O grande problema do USB era a sua taxa de transferência. Basta lembrarmos que a maioria dos discos rígidos existente hoje no mercado opera com uma taxa de 66 MB/s. Como o barramento USB atualmente utilizado só transfere 1,5 MB/s, um disco rígido externo conectado ao micro através do barramento USB é extremamente lento. Para aplicações mais comuns - como impressoras, scanners e câmeras de vídeo - a taxa de transferência do USB é satisfatória. O problema mesmo é na conexão de periféricos que exijam altas taxas de transferência, basicamente sistemas de armazenamento de dados, como discos rígidos, gravadores de CD e Zip-drives.
A porta USB 2.0 continua 100% compatível com periféricos USB 1.1. Ao iniciar a comunicação com um periférico, a porta tenta comunicar-se a 480 Mbps. Caso não tenha êxito, ela abaixa a sua velocidade para 12 Mbps. Caso a comunicação também não consiga ser efetuada, a velocidade é então abaixada para 1,5 Mbps. Com isso, os usuários não devem se preocupar com os periféricos USB que já possuem: eles continuarão compatíveis com o novo padrão.

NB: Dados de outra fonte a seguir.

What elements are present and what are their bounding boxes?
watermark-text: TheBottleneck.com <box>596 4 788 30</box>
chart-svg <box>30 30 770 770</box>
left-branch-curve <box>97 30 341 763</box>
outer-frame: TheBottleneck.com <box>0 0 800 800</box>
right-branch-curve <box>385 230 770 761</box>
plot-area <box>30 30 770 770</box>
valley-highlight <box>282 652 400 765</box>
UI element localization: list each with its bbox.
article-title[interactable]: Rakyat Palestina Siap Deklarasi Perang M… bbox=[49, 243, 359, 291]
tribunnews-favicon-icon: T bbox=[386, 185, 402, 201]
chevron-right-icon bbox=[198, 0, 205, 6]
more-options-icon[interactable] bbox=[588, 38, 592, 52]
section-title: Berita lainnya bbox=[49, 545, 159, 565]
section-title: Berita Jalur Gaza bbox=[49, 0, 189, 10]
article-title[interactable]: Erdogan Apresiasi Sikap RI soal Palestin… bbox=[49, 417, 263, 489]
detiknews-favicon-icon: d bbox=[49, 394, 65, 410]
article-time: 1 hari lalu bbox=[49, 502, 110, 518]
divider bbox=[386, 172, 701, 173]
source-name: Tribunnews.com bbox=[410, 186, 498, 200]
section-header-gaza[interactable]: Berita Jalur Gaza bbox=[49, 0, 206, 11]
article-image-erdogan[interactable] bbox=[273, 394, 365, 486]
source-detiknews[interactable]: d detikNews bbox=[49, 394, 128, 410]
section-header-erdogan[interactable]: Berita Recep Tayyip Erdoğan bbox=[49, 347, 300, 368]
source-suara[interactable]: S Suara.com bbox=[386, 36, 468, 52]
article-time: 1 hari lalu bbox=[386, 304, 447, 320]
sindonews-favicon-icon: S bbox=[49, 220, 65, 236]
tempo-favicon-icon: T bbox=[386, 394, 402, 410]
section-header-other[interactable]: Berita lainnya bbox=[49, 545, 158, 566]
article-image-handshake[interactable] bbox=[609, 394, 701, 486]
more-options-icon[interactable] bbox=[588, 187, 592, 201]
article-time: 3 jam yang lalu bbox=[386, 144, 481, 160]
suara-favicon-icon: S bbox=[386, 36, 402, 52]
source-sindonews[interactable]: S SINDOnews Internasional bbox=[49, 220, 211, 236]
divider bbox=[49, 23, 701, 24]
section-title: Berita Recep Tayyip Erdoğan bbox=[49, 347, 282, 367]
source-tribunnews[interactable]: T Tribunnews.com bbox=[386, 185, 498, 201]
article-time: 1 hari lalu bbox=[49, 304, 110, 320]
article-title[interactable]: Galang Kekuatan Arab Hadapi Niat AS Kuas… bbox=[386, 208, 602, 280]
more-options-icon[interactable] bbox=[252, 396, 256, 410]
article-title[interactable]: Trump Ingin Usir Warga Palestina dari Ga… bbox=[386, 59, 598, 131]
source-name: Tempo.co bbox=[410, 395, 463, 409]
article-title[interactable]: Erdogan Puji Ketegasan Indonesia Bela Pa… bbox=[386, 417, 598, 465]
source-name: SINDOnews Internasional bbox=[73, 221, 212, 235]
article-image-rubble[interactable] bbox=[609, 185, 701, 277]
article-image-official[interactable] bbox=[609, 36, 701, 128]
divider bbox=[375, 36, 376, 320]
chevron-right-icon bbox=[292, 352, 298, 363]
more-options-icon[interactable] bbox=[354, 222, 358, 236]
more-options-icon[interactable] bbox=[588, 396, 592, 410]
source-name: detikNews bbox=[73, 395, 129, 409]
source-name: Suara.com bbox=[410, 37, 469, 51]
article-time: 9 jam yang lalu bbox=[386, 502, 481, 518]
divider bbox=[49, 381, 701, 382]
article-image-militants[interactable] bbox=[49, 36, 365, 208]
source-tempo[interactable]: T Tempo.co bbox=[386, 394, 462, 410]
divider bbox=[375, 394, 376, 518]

Um detalhe importantíssimo é que hubs USB 1.1 não conseguem estabelecer conexões a 480 Mbps para periféricos conectados a eles. Por exemplo, se você tem um teclado USB 1.1 que possua um hub USB 1.1 embutido, periféricos USB 2.0 conectados a esse teclado só conseguirão se comunicar a, no máximo, 12 Mbps com o micro, e não a 480 Mbps. Portanto, você deve prestar muita atenção a esse detalhe.
A grande vantagem do USB 2.0 sobre o Firewire é, portanto, a compatibilidade com os periféricos USB já existentes. Lembramos também que o Firewire foi destinado basicamente ao mercado de áudio e vídeo, permitindo que câmeras de vídeo e novos equipamentos de áudio e vídeo profissionais pudessem ser ligados ao micro com um custo muito abaixo do que o hardware normalmente necessário para esse tipo de conexão. Podemos dizer, portanto, que o mercado-alvo do USB e do Firewire são, de certa forma, diferentes. Só agora é que o USB poderá também concorrer nesse mercado, com a sua versão 2.0, e poderá demorar um bom tempo até que apareçam equipamentos de áudio e vídeo com conectores USB.
Ainda é incerto o tempo que demorará para que os periféricos USB 2.0 cheguem ao mercado. Apesar de no site do USB Implementers Forum (http://www.usb.org) já ter uma lista de fabricantes que estão desenvolvendo produtos USB 2.0, ainda não podemos precisar com certeza quanto tempo eles demorarão para aparecer. É sempre bom lembrar que o USB começou a ser desenvolvido em 1995 e somente no ano passado (2000) é que os periféricos USB começaram a realmente a invadir a casa dos usuários - ainda assim de uma forma muito mais tímida do que os desenvolvedores do padrão USB previam.